笑う門には福も来る

鈍間な主婦の気儘で憂鬱で有頂天な日常。

「涙堂 琴女癸酉日記」・宇江佐真理









「涙堂 琴女癸酉日記」・宇江佐真理



この町と人々を慈しみ、元同心の妻・琴が綴る笑いと涙と優しさに溢れた日々。江戸市井小説の名手が描く連作短編集。 通油町で琴女が過ごしたほのぼのとした毎日。夫の不審死の真相を息子たちとともに追いつつ、通油町での日々をつづる琴女の優しい眼差し。


 決して手繰ることのできない糸。  追い詰めることのできない罪。

 悔しくても 見ているしかできない自分。



 そう言った想いって、小さな事なら誰でも経験あるかも・・・なんて思ったり。

 不器用で誤魔化せない子どもだけが、先生や親に見つかって怒られたり。

 ふとそんなコトを思いました。思い出しちゃった。




 旦那さんを失って二男の絵師の元へ身を寄せる武家の妻。

 戸惑いながらも 昔馴染みとの仲を支えにしつつ自分の「居場所」を作ってゆく。

 その逞しさが微笑ましくもありました。  女って、凄い!エライ!まぁ、男のヒトもそうかも。



 その暮らしの中で、自分のこども達との関係や幼馴染の親子関係など・・・

 「世代の違い」もあんま今と変わらないのねぇ^^; なんておもいながら読み進めました。

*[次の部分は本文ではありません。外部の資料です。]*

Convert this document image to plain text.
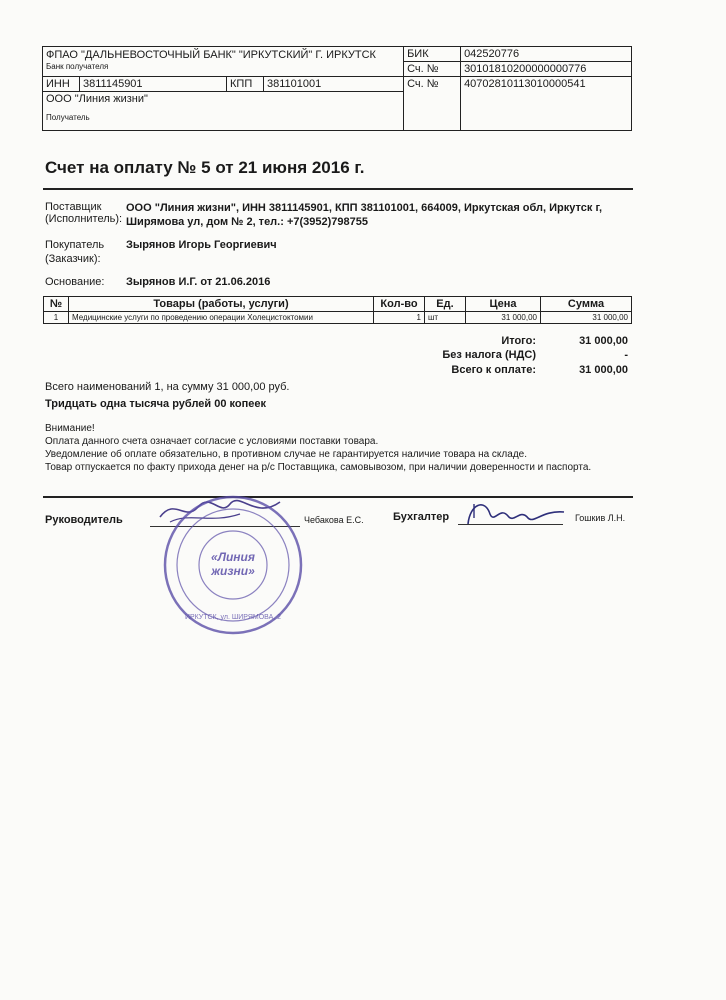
ФПАО "ДАЛЬНЕВОСТОЧНЫЙ БАНК" "ИРКУТСКИЙ" Г. ИРКУТСК
Банк получателя				БИК	042520776
				Сч. №	30101810200000000776
ИНН	3811145901	КПП	381101001	Сч. №	40702810113010000541

ООО "Линия жизни"
Получатель					
Счет на оплату № 5 от 21 июня 2016 г.
Поставщик
(Исполнитель):
ООО "Линия жизни", ИНН 3811145901, КПП 381101001, 664009, Иркутская обл, Иркутск г, Ширямова ул, дом № 2, тел.: +7(3952)798755
Покупатель
(Заказчик):
Зырянов Игорь Георгиевич
Основание: Зырянов И.Г. от 21.06.2016
№	Товары (работы, услуги)	Кол-во	Ед.	Цена	Сумма
1	Медицинские услуги по проведению операции Холецистоктомии	1	шт	31 000,00	31 000,00
Итого:	31 000,00
Без налога (НДС)	-
Всего к оплате:	31 000,00
Всего наименований 1, на сумму 31 000,00 руб.
Тридцать одна тысяча рублей 00 копеек
Внимание!
Оплата данного счета означает согласие с условиями поставки товара.
Уведомление об оплате обязательно, в противном случае не гарантируется наличие товара на складе.
Товар отпускается по факту прихода денег на р/с Поставщика, самовывозом, при наличии доверенности и паспорта.
Руководитель	Чебакова Е.С.	Бухгалтер	Гошкив Л.Н.
«Линия
жизни»
ИРКУТСК, ул. ШИРЯМОВА, 2
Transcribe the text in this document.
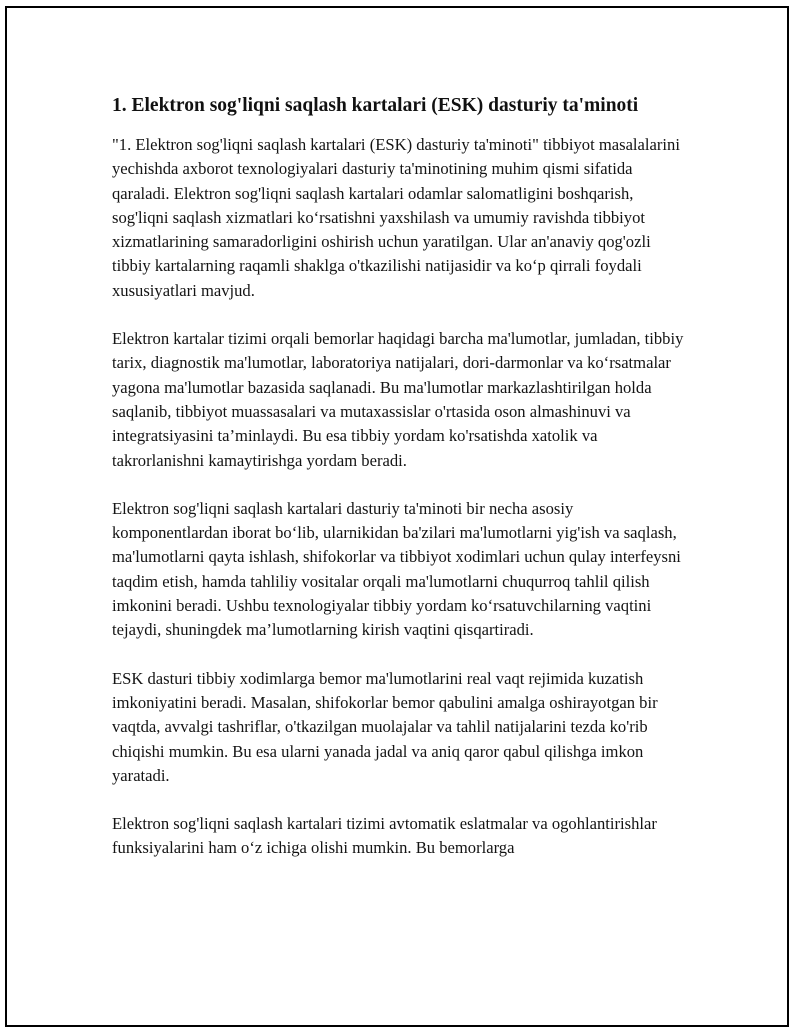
1. Elektron sog'liqni saqlash kartalari (ESK) dasturiy ta'minoti

"1. Elektron sog'liqni saqlash kartalari (ESK) dasturiy ta'minoti" tibbiyot masalalarini yechishda axborot texnologiyalari dasturiy ta'minotining muhim qismi sifatida qaraladi. Elektron sog'liqni saqlash kartalari odamlar salomatligini boshqarish, sog'liqni saqlash xizmatlari ko‘rsatishni yaxshilash va umumiy ravishda tibbiyot xizmatlarining samaradorligini oshirish uchun yaratilgan. Ular an'anaviy qog'ozli tibbiy kartalarning raqamli shaklga o'tkazilishi natijasidir va ko‘p qirrali foydali xususiyatlari mavjud.

Elektron kartalar tizimi orqali bemorlar haqidagi barcha ma'lumotlar, jumladan, tibbiy tarix, diagnostik ma'lumotlar, laboratoriya natijalari, dori-darmonlar va ko‘rsatmalar yagona ma'lumotlar bazasida saqlanadi. Bu ma'lumotlar markazlashtirilgan holda saqlanib, tibbiyot muassasalari va mutaxassislar o'rtasida oson almashinuvi va integratsiyasini ta’minlaydi. Bu esa tibbiy yordam ko'rsatishda xatolik va takrorlanishni kamaytirishga yordam beradi.

Elektron sog'liqni saqlash kartalari dasturiy ta'minoti bir necha asosiy komponentlardan iborat bo‘lib, ularnikidan ba'zilari ma'lumotlarni yig'ish va saqlash, ma'lumotlarni qayta ishlash, shifokorlar va tibbiyot xodimlari uchun qulay interfeysni taqdim etish, hamda tahliliy vositalar orqali ma'lumotlarni chuqurroq tahlil qilish imkonini beradi. Ushbu texnologiyalar tibbiy yordam ko‘rsatuvchilarning vaqtini tejaydi, shuningdek ma’lumotlarning kirish vaqtini qisqartiradi.

ESK dasturi tibbiy xodimlarga bemor ma'lumotlarini real vaqt rejimida kuzatish imkoniyatini beradi. Masalan, shifokorlar bemor qabulini amalga oshirayotgan bir vaqtda, avvalgi tashriflar, o'tkazilgan muolajalar va tahlil natijalarini tezda ko'rib chiqishi mumkin. Bu esa ularni yanada jadal va aniq qaror qabul qilishga imkon yaratadi.

Elektron sog'liqni saqlash kartalari tizimi avtomatik eslatmalar va ogohlantirishlar funksiyalarini ham o‘z ichiga olishi mumkin. Bu bemorlarga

 全体を通して描かれているのは、お琴さんの旦那様の「死」の真相。

 息子たちや娘婿達がその「事故」を追いつつ真相に近づくと、彼らまでにも危険が及ぶ。

 「真相を知りたい」

 「知りえても命は戻らない」

 「知ったところで自分たちには手が出せない」



 身分の違いに 歯がゆくなり、身動きが取れない。

 この部分は切なかったです。



 結局は真相も犯人も分かるのですが、何も出来ずそのまま。

 でも時代と景気の流れにより、犯人達は自ら自分の首を絞めることになってゆきます。

 ・・・そんなものよね~。   と、実感。  ぅんぅん><悪いことはできないのッ!